Colombia took a big step towards ending its 51-year-old civil war on Wednesday, the largest step in fact since peace negotiations between the government and FARC rebels began in Havana three years ago.
In an unprecedented joint announcement in Havana, Colombia’s president, Juan Manuel Santos, and Farc’s chief, Rodrigo Londoño – known as Timochenko – said the two sides had agreed on a formula for transitional justice for conflict-related crimes such as kidnapping, murder, forced displacement, disappearance and torture, one of the most complex issues on the negotiations.
Wednesday’s joint announcement includes a March 23, 2016 deadline by which the agreement is to be finalized. The FARC agreed that it would then lay down their arms within 60 days.
The five-decade war has taken upwards of 250,000 lives since 1964, but that number pales in comparison to those displaced by the conflict. According to official government figures and those tallied by the UN, more that 5.7 million have been displaced, mostly internally. According to the 2015 report by the Internal Displacement Monitoring Centre (IDMC) of the Norwegian Refugee Council, the figure is 6.04 million, accounting for about 12 percent of the total population. In sheer numbers, it’s currently second only to Syria.
About half of those (48 percent) are between the ages of six and 26 according to the IDMC report. Ninety-two percent live below the poverty line; 33 percent live in extreme poverty.

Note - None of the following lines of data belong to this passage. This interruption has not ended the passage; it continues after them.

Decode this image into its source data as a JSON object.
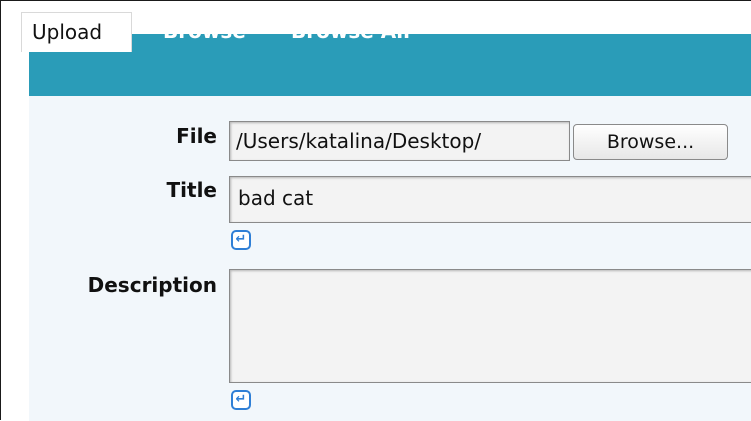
{
  "tabs": [
    {
      "label": "Upload",
      "active": true
    },
    {
      "label": "Browse",
      "active": false
    },
    {
      "label": "Browse All",
      "active": false
    }
  ],
  "form": {
    "file_label": "File",
    "file_value": "/Users/katalina/Desktop/",
    "browse_button": "Browse...",
    "title_label": "Title",
    "title_value": "bad cat",
    "description_label": "Description",
    "description_value": ""
  },
  "icons": {
    "enter": "↵"
  },
  "colors": {
    "tabbar": "#2a9cb8",
    "content_bg": "#f2f7fb",
    "icon_blue": "#2f7fd6"
  }
}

That transient population often manifests itself most strongly in urban areas. According to official figures, more than 50 percent of the IDPs, or internally displaced persons, live in “informal urban settlements”. Displacement has happened throughout the country, but is primarily concentrated along the border with Venezuela and the Pacific Coast, impacting Afro-Caribbean and indigenous communities most.
For the displaced, a lasting peace is only the beginning. Resettling and repatriating several million people will also require just land redistribution, something that’s never come easily anywhere in Latin America.

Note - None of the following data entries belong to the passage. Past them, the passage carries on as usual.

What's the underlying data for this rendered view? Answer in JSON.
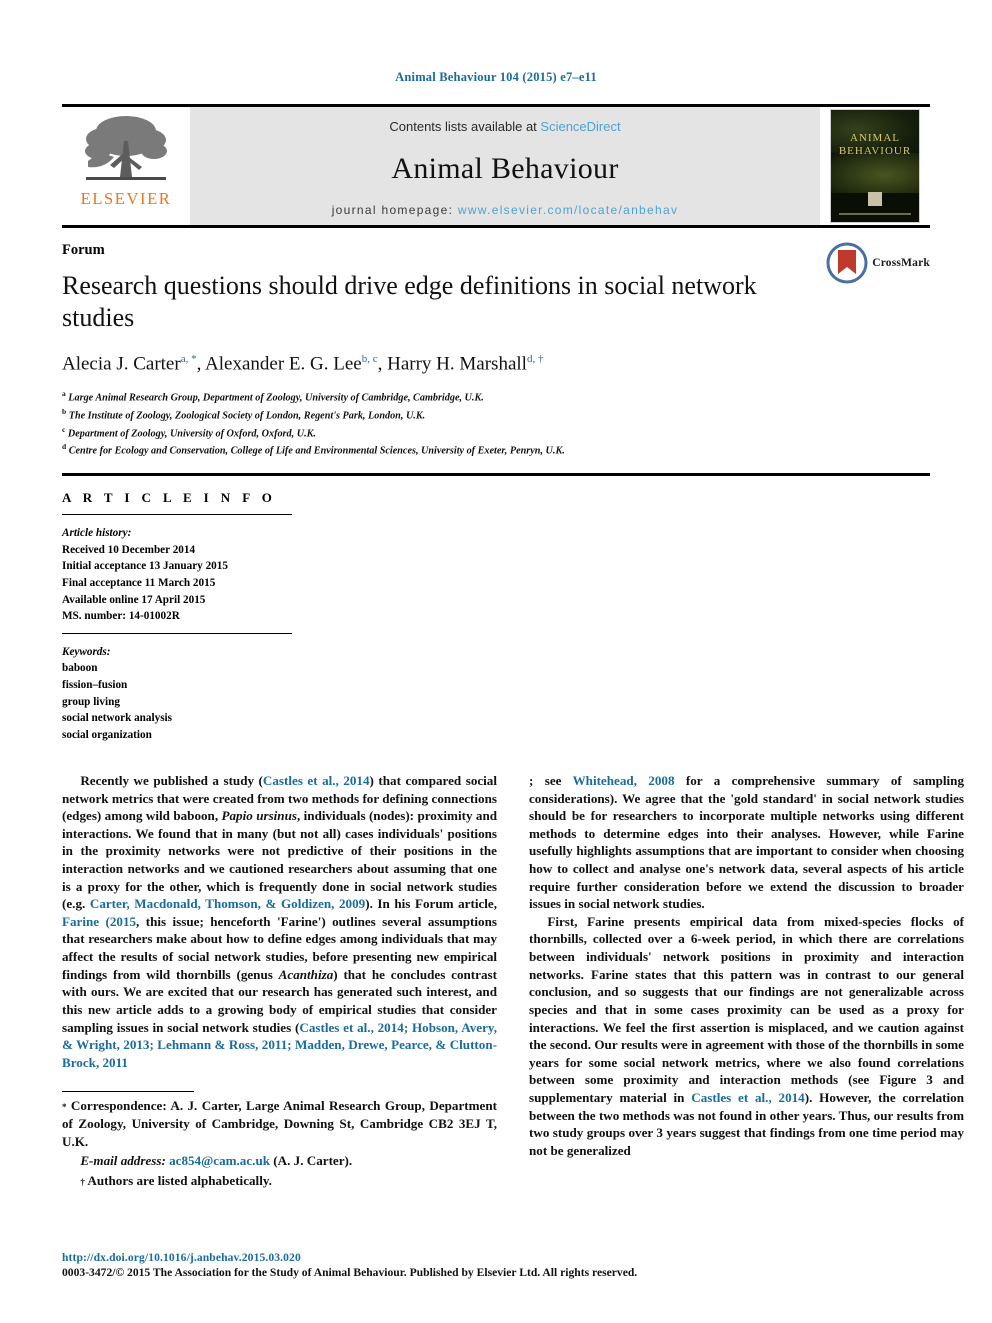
{
  "running_head": "Animal Behaviour 104 (2015) e7–e11",
  "masthead": {
    "publisher_logo_text": "ELSEVIER",
    "contents_prefix": "Contents lists available at ",
    "contents_link": "ScienceDirect",
    "journal_title": "Animal Behaviour",
    "homepage_prefix": "journal homepage: ",
    "homepage_url": "www.elsevier.com/locate/anbehav",
    "cover": {
      "line1": "ANIMAL",
      "line2": "BEHAVIOUR"
    }
  },
  "article": {
    "section_label": "Forum",
    "title": "Research questions should drive edge definitions in social network studies",
    "authors": "Alecia J. Carter a, *, Alexander E. G. Lee b, c, Harry H. Marshall d, †",
    "authors_parts": [
      {
        "name": "Alecia J. Carter",
        "marks": "a, *"
      },
      {
        "name": "Alexander E. G. Lee",
        "marks": "b, c"
      },
      {
        "name": "Harry H. Marshall",
        "marks": "d, †"
      }
    ],
    "affiliations": [
      {
        "mark": "a",
        "text": "Large Animal Research Group, Department of Zoology, University of Cambridge, Cambridge, U.K."
      },
      {
        "mark": "b",
        "text": "The Institute of Zoology, Zoological Society of London, Regent's Park, London, U.K."
      },
      {
        "mark": "c",
        "text": "Department of Zoology, University of Oxford, Oxford, U.K."
      },
      {
        "mark": "d",
        "text": "Centre for Ecology and Conservation, College of Life and Environmental Sciences, University of Exeter, Penryn, U.K."
      }
    ],
    "crossmark_label": "CrossMark"
  },
  "article_info": {
    "heading": "A R T I C L E   I N F O",
    "history_label": "Article history:",
    "history": [
      "Received 10 December 2014",
      "Initial acceptance 13 January 2015",
      "Final acceptance 11 March 2015",
      "Available online 17 April 2015",
      "MS. number: 14-01002R"
    ],
    "keywords_label": "Keywords:",
    "keywords": [
      "baboon",
      "fission–fusion",
      "group living",
      "social network analysis",
      "social organization"
    ]
  },
  "body": {
    "left_paragraph_1_a": "Recently we published a study (",
    "left_ref_1": "Castles et al., 2014",
    "left_paragraph_1_b": ") that compared social network metrics that were created from two methods for defining connections (edges) among wild baboon, ",
    "left_italic_1": "Papio ursinus",
    "left_paragraph_1_c": ", individuals (nodes): proximity and interactions. We found that in many (but not all) cases individuals' positions in the proximity networks were not predictive of their positions in the interaction networks and we cautioned researchers about assuming that one is a proxy for the other, which is frequently done in social network studies (e.g. ",
    "left_ref_2": "Carter, Macdonald, Thomson, & Goldizen, 2009",
    "left_paragraph_1_d": "). In his Forum article, ",
    "left_ref_3": "Farine (2015",
    "left_paragraph_1_e": ", this issue; henceforth 'Farine') outlines several assumptions that researchers make about how to define edges among individuals that may affect the results of social network studies, before presenting new empirical findings from wild thornbills (genus ",
    "left_italic_2": "Acanthiza",
    "left_paragraph_1_f": ") that he concludes contrast with ours. We are excited that our research has generated such interest, and this new article adds to a growing body of empirical studies that consider sampling issues in social network studies (",
    "left_ref_4": "Castles et al., 2014; Hobson, Avery, & Wright, 2013; Lehmann & Ross, 2011; Madden, Drewe, Pearce, & Clutton-Brock, 2011",
    "right_paragraph_1_a": "; see ",
    "right_ref_1": "Whitehead, 2008",
    "right_paragraph_1_b": " for a comprehensive summary of sampling considerations). We agree that the 'gold standard' in social network studies should be for researchers to incorporate multiple networks using different methods to determine edges into their analyses. However, while Farine usefully highlights assumptions that are important to consider when choosing how to collect and analyse one's network data, several aspects of his article require further consideration before we extend the discussion to broader issues in social network studies.",
    "right_paragraph_2_a": "First, Farine presents empirical data from mixed-species flocks of thornbills, collected over a 6-week period, in which there are correlations between individuals' network positions in proximity and interaction networks. Farine states that this pattern was in contrast to our general conclusion, and so suggests that our findings are not generalizable across species and that in some cases proximity can be used as a proxy for interactions. We feel the first assertion is misplaced, and we caution against the second. Our results were in agreement with those of the thornbills in some years for some social network metrics, where we also found correlations between some proximity and interaction methods (see Figure 3 and supplementary material in ",
    "right_ref_2": "Castles et al., 2014",
    "right_paragraph_2_b": "). However, the correlation between the two methods was not found in other years. Thus, our results from two study groups over 3 years suggest that findings from one time period may not be generalized"
  },
  "footnotes": {
    "correspondence_mark": "*",
    "correspondence": "Correspondence: A. J. Carter, Large Animal Research Group, Department of Zoology, University of Cambridge, Downing St, Cambridge CB2 3EJ T, U.K.",
    "email_label": "E-mail address:",
    "email": "ac854@cam.ac.uk",
    "email_suffix": "(A. J. Carter).",
    "dagger_mark": "†",
    "dagger_note": "Authors are listed alphabetically."
  },
  "bottom": {
    "doi": "http://dx.doi.org/10.1016/j.anbehav.2015.03.020",
    "copyright": "0003-3472/© 2015 The Association for the Study of Animal Behaviour. Published by Elsevier Ltd. All rights reserved."
  },
  "colors": {
    "link_blue": "#1a6c9c",
    "sciencedirect_blue": "#4ba3d3",
    "elsevier_orange": "#e87722",
    "masthead_grey": "#e4e4e4",
    "crossmark_red": "#c0392b"
  }
}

The photos above and below, taken this past August, are of a mural on the busy Calle 26 in central Bogota remembering the country’s displaced. It was painted in 2012, thus the slightly out-of-date figure of 4.15 million. Below, the mural’s letters in fuller detail.

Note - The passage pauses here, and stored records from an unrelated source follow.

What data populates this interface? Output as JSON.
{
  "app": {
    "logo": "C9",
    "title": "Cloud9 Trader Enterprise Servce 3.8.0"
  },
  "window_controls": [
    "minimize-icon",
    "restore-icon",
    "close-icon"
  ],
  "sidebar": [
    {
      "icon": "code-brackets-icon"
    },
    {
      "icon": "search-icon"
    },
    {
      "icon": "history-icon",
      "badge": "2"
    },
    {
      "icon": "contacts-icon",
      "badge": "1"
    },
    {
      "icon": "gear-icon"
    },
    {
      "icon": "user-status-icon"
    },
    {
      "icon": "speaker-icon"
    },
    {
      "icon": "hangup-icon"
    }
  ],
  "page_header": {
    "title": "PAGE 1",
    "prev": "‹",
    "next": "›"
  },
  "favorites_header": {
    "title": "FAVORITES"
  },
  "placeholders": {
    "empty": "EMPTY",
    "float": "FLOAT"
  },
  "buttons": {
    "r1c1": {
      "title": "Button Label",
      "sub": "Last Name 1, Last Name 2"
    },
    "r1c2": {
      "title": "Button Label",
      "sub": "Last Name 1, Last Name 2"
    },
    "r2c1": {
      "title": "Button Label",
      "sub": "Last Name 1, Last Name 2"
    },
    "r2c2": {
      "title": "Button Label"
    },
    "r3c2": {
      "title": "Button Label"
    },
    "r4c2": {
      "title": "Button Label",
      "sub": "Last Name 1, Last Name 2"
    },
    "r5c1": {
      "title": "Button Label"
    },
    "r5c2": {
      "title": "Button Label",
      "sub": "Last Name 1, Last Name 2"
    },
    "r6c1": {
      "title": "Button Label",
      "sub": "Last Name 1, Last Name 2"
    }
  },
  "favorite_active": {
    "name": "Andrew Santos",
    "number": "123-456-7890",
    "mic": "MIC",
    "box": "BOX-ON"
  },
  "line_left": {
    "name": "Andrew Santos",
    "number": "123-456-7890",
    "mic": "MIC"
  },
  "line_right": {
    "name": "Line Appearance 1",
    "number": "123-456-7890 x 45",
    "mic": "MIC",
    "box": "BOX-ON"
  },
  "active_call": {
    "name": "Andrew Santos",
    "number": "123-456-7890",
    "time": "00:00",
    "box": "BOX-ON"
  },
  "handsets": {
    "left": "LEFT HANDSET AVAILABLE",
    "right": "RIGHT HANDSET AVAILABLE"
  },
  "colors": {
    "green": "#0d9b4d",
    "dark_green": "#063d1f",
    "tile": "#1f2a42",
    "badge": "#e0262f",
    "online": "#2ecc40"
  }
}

And finally, if you’re interested in the displacement figures globally, the news isn’t good. From the UNHCR:
As of the end of 2014, a record-breaking 38 million people were forcibly displaced within their own country by violence, up from 33.3 million for 2013. A massive 11 million of these internally displaced people (IDPs) were newly uprooted during 2014, equal to 30,000 people a day, according to annual figures from the Norwegian Refugee Council’s Geneva-based Internal Displacement Monitoring Centre (IDMC).